Just roared back into town from Gary Halbert’s big damn Miami seminar, and I’m hesitating only briefly before roaring off again for Carl Galletti’s event in Las Vegas this weekend.
I’ll be sharing some of the cool stuff I’ve learned in future posts. No time right now, though — I’ve got a huge project that just went sideways due to technological glitches.
Actually, it’s worse than going sideways. More like jumping off the track, rolling over into a ditch, and disappearing in quicksand.
We’ll get it fixed, but blood, sweat and tears are required. My sleeves are already rolled up. Let the technological exorcism begin.
Here’s one fast tidbit: Email, as marketers have known and loved it, is forever gone as a simple, easy, no-hassle way to contact prospects.
Spam filters are gobbling up emails from your grandmother, and joints like AOL are now armed camps, suspicious of everything and shooting first while asking questions later.
Michel Fortin (one of the speakers at the seminar) has done more real-world testing on this newly-evolving problem than anyone else I know. His answer: Use short — VERY short — non-html emails that lead to a link within the first paragraph.
I’ve used this tactic before, just because I loved the “tease” element of leaving a sentence unfinished. (“What’s the answer to this burning question? That’s easy. It’s… “)
Plus, when I write a pitch, I do not want to be hampered by the limitations of email — there are design issues, length issues, “taboo” word issues, yadda yadda yadda.

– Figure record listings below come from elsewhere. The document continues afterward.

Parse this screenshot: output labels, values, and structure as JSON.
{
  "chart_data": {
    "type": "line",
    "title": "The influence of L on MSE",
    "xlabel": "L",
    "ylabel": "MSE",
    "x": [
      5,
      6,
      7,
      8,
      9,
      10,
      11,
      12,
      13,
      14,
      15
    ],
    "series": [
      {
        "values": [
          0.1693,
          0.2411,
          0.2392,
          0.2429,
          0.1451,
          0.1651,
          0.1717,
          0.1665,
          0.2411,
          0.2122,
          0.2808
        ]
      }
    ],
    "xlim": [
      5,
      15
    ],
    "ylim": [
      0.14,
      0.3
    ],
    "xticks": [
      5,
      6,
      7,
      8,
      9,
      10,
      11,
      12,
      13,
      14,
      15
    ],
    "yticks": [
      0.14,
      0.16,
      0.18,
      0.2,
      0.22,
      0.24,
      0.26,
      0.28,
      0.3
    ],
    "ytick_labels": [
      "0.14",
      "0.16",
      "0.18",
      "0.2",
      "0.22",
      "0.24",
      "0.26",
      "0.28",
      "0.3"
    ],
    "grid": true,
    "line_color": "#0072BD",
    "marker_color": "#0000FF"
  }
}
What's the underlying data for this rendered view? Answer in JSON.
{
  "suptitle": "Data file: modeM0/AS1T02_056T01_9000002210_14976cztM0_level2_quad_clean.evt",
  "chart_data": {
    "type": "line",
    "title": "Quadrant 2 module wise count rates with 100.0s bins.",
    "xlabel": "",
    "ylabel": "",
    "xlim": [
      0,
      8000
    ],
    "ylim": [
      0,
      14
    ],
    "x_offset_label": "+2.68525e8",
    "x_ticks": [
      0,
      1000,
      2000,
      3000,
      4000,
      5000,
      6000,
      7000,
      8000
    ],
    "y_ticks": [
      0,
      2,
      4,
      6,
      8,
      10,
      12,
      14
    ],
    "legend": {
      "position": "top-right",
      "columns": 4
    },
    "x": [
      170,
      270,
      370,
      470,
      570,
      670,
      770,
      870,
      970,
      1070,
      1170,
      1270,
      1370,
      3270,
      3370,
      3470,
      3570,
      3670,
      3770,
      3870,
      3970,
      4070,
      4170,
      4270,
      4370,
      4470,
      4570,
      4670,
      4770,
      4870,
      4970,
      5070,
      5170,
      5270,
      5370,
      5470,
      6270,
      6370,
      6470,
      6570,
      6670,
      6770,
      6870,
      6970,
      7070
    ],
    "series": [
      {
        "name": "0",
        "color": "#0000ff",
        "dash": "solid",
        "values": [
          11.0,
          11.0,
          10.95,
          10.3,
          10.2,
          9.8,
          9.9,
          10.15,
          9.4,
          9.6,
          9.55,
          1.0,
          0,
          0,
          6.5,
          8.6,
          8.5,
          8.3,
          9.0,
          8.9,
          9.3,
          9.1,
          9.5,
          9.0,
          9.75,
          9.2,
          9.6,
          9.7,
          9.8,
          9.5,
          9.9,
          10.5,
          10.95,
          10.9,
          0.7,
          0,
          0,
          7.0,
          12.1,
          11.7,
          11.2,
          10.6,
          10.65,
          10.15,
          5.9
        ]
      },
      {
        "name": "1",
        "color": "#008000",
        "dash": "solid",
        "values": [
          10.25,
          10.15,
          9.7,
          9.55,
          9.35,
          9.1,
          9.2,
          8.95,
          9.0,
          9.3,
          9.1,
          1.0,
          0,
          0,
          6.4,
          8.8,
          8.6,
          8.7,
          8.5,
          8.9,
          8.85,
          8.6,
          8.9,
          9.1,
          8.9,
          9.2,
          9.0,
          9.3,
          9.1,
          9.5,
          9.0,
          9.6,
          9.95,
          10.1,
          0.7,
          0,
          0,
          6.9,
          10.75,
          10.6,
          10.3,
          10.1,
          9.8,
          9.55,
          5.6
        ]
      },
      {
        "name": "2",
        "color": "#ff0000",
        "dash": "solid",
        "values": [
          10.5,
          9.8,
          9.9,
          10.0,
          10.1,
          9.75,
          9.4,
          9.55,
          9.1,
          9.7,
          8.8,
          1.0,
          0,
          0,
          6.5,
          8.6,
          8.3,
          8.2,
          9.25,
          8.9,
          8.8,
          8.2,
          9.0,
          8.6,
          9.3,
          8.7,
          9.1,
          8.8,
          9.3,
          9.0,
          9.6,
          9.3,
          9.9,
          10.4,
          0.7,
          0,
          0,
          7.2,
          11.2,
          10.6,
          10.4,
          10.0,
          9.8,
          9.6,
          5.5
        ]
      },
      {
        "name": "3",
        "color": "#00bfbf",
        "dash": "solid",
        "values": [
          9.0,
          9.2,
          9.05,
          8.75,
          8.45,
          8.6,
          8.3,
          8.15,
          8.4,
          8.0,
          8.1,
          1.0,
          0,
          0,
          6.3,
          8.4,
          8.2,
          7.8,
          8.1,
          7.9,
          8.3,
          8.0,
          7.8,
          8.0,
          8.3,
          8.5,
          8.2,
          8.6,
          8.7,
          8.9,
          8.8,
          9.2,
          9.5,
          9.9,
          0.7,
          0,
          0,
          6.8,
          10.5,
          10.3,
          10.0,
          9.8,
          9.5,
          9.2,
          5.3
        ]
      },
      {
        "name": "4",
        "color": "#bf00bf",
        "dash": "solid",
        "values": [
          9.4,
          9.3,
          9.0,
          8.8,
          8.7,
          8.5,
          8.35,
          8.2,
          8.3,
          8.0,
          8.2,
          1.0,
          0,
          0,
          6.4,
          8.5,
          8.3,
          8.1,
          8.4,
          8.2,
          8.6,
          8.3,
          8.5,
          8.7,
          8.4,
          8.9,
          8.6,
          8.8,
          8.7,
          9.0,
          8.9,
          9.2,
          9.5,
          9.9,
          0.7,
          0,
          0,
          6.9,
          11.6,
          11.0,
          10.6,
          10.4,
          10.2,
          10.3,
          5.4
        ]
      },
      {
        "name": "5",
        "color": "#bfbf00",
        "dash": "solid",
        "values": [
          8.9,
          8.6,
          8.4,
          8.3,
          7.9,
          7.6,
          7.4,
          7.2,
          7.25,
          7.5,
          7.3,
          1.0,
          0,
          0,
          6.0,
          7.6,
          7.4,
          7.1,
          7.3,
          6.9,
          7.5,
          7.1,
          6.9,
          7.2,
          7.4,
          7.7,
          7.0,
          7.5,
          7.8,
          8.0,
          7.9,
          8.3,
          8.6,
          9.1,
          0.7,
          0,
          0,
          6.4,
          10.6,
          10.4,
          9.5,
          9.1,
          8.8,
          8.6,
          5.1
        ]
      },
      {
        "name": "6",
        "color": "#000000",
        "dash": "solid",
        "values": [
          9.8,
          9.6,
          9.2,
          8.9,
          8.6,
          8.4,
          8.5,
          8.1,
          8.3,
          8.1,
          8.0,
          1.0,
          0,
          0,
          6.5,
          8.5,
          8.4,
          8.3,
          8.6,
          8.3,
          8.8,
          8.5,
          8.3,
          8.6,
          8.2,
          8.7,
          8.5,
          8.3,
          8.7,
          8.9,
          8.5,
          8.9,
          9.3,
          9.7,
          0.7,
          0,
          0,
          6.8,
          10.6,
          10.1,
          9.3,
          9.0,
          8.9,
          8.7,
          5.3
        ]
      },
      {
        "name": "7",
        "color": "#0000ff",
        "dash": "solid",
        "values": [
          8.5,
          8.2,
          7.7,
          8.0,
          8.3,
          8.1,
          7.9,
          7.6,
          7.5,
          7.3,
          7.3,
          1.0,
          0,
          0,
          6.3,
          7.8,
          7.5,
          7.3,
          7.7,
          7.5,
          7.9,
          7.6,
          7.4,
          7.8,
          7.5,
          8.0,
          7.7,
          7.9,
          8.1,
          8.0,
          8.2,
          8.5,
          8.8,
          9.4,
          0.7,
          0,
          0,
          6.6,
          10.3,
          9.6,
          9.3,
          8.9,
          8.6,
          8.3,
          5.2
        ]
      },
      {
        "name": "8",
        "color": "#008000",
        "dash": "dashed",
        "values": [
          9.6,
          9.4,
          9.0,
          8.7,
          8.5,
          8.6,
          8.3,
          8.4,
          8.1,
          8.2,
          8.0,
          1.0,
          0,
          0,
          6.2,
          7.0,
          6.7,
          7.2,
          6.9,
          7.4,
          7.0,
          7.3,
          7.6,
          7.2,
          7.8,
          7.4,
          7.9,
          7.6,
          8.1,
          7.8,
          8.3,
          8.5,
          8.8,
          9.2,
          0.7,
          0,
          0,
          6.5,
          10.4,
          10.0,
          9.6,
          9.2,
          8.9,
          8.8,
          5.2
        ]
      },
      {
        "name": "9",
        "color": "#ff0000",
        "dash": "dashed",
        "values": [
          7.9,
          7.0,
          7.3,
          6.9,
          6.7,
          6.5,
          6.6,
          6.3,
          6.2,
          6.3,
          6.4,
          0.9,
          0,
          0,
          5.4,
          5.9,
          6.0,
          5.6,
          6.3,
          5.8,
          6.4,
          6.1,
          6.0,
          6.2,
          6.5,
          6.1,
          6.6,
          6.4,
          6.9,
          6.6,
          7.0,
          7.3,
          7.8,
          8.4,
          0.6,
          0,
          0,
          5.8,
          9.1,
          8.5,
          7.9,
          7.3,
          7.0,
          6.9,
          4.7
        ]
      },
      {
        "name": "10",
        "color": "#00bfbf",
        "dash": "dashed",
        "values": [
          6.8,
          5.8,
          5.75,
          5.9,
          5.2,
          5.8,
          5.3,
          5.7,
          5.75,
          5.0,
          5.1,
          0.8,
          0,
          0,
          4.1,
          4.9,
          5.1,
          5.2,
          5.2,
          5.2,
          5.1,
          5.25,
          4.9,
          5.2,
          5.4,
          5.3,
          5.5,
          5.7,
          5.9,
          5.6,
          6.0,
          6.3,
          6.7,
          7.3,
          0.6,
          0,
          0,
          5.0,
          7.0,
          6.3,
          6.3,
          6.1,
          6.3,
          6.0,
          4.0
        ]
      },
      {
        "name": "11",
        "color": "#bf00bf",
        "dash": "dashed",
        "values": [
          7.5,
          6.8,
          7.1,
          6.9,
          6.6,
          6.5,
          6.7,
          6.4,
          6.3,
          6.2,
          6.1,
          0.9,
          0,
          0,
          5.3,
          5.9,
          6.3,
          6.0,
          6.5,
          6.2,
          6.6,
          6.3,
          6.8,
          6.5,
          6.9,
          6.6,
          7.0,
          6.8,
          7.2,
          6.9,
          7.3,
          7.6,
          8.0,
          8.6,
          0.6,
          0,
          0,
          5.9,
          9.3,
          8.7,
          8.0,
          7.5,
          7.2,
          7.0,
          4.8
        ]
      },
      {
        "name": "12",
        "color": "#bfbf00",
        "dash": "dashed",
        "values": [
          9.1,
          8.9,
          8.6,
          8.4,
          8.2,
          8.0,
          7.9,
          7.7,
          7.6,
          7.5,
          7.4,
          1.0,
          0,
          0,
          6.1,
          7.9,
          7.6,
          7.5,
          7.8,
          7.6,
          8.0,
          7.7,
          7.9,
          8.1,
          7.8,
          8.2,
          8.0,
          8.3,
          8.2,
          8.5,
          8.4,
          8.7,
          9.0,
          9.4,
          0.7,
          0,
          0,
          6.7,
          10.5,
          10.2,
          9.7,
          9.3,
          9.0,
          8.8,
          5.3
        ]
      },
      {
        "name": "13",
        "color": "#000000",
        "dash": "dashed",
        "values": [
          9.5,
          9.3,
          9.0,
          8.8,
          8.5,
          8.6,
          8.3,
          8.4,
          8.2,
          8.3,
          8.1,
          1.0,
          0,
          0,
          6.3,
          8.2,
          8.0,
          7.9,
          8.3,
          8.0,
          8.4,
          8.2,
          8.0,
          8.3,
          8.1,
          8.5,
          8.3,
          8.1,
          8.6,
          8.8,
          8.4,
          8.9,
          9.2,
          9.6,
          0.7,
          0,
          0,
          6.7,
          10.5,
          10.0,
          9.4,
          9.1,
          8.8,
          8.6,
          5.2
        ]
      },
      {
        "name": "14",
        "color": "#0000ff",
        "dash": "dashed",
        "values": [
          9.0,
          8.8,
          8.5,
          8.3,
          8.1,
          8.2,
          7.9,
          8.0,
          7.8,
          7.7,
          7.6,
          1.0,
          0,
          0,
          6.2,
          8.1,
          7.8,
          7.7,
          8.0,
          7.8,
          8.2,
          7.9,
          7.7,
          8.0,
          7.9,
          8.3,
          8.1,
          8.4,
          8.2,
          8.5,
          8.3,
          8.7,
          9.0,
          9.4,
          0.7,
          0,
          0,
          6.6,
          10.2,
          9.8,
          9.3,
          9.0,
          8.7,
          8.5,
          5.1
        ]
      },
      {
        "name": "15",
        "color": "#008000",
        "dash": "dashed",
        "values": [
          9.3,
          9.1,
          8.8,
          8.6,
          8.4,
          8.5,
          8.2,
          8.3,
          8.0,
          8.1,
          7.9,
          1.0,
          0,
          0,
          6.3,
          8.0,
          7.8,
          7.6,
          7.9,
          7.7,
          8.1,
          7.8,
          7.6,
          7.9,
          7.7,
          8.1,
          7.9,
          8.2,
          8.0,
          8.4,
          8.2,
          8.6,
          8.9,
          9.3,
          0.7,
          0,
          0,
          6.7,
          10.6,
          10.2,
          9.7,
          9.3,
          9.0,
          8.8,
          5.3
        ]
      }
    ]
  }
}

Screw that.
Once you’ve sent your prospect to your link, you can warble on to your heart’s content.
Simple tactic. But it can ameliorate some of the pain if you’ve seen dramatic drops in response to emailed sales messages. (As almost all marketers have recently.) The real problem, of course, is getting white listed on the major email systems, like hotmail and AOL, and they’re just being bastards about large campaigns. Even mailers who follow all the rules (including providing double-proof of opt-in names) are getting blacklisted.
The Web — it’s an ever-evolving funhouse of horrors.
My friend Harlan has done great research on this problem, and I’ll have more to say about it when I get back.
Okay, I gotta go. I may post again, even from Vegas. There’s something urgent and important going on that few people have a clue about right now… and I want to be one of the first to blow the cover off it.
It’s hot stuff. The money at stake is just ridiculous, too.